An efficient operation of the electric shared mobility system (ESMS) relies heavily on seamless interconnections between shared electric vehicles (SEV), electric vehicle supply equipment (EVSE), and the grid. Nevertheless, this interconnectivity also makes the ESMS vulnerable to cyberattacks that may cause short-term breakdowns or long-term degradation of the ESMS. This study focuses on one such attack with long-lasting effects, the Delayed Charge Attack (DCA), that stealthily delays the charging service by exploiting the physical and communication vulnerabilities. To begin, we present the ESMS threat model by highlighting the assets, information flow, and access points. We next identify a linked sequence of vulnerabilities as a viable attack vector for launching DCA. Then, we detail the implementation of DCA, which can effectively bypass the detection in the SEV's battery management system and the cross-verification in the cloud environment. We test the DCA model against various Anomaly Detection (AD) algorithms by simulating the DCA dynamics in a Susceptible-Infectious-Removed-Susceptible (SIRS) process, where the EVSE can be compromised by the DCA or detected for repair. Using real-world taxi trip data and EVSE locations in New York City, the DCA model allows us to explore the long-term impacts and validate the system consequences. The results show that a 10-min delay will result in 12-min longer queuing times and 8% more unfulfilled requests, leading to a 10.7% (\$311.7) weekly revenue loss per driver. With the AD algorithms, the weekly revenue loss remains at 3.8% (\$111.8), suggesting the robustness of the DCA.

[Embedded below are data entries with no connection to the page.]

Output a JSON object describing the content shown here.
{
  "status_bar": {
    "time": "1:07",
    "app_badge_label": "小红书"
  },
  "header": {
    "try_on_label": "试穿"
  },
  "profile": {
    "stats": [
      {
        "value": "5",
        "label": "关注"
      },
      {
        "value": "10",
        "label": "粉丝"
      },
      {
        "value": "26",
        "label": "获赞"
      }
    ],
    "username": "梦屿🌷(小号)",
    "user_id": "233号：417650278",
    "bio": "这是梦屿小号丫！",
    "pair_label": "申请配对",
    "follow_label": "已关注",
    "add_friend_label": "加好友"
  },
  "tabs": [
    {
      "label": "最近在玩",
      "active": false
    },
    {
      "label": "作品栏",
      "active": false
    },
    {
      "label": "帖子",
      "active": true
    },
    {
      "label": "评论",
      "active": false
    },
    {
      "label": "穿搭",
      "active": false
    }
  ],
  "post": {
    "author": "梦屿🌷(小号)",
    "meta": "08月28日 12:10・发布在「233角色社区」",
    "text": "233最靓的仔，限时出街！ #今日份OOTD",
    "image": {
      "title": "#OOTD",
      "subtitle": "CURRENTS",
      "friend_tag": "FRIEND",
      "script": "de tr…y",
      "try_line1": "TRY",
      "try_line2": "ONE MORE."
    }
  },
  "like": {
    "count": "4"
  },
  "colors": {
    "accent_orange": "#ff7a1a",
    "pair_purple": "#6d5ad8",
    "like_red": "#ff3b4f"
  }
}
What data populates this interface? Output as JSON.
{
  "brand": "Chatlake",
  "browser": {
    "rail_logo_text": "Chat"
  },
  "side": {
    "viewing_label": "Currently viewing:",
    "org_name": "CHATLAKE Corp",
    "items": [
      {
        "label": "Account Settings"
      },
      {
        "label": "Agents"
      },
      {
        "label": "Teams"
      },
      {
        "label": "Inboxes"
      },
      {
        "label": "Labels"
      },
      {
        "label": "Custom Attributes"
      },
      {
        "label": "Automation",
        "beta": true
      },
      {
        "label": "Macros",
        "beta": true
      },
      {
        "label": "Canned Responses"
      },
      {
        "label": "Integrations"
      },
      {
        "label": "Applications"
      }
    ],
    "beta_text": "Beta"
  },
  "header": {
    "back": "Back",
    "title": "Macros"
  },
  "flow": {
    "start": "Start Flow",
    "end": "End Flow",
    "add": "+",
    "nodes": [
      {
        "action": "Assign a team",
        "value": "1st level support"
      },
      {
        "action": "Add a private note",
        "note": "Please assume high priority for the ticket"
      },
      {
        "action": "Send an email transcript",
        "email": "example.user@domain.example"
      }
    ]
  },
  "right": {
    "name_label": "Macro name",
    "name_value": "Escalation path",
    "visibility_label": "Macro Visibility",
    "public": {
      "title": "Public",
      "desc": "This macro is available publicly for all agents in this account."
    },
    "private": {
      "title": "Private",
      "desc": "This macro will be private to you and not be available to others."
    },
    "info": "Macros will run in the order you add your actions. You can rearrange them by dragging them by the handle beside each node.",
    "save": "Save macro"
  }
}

翻译：摘要：电动共享出行系统（ESMS）的高效运行高度依赖于共享电动汽车（SEV）、电动汽车供电设备（EVSE）与电网之间的无缝互联。然而，这种互联性也使ESMS易受网络攻击，可能导致系统的短期瘫痪或长期性能退化。本研究聚焦于一种具有持久影响的此类攻击——延迟充电攻击（DCA），该攻击通过利用物理和通信漏洞，隐蔽地延迟充电服务。首先，我们通过突出资产、信息流和访问点，提出了ESMS威胁模型。接着，我们识别出一组关联的漏洞序列，作为发起DCA的可行攻击向量。然后，我们详细描述了DCA的实现过程，该方法能有效绕过SEV电池管理系统中的检测以及云环境中的交叉验证。我们通过模拟易感-感染-移除-易感（SIRS）过程中的DCA动态（其中EVSE可能被DCA入侵或被检测以进行修复），测试了DCA模型在各种异常检测（AD）算法下的表现。利用纽约市的真实出租车行程数据和EVSE位置，DCA模型使我们能够探索其长期影响并验证系统后果。结果表明，10分钟的延迟将导致队列等待时间增加12分钟，未满足请求增加8%，进而使每位司机的周收入损失达10.7%（311.7美元）。即使采用AD算法，周收入损失仍维持在3.8%（111.8美元），这显示出DCA的鲁棒性。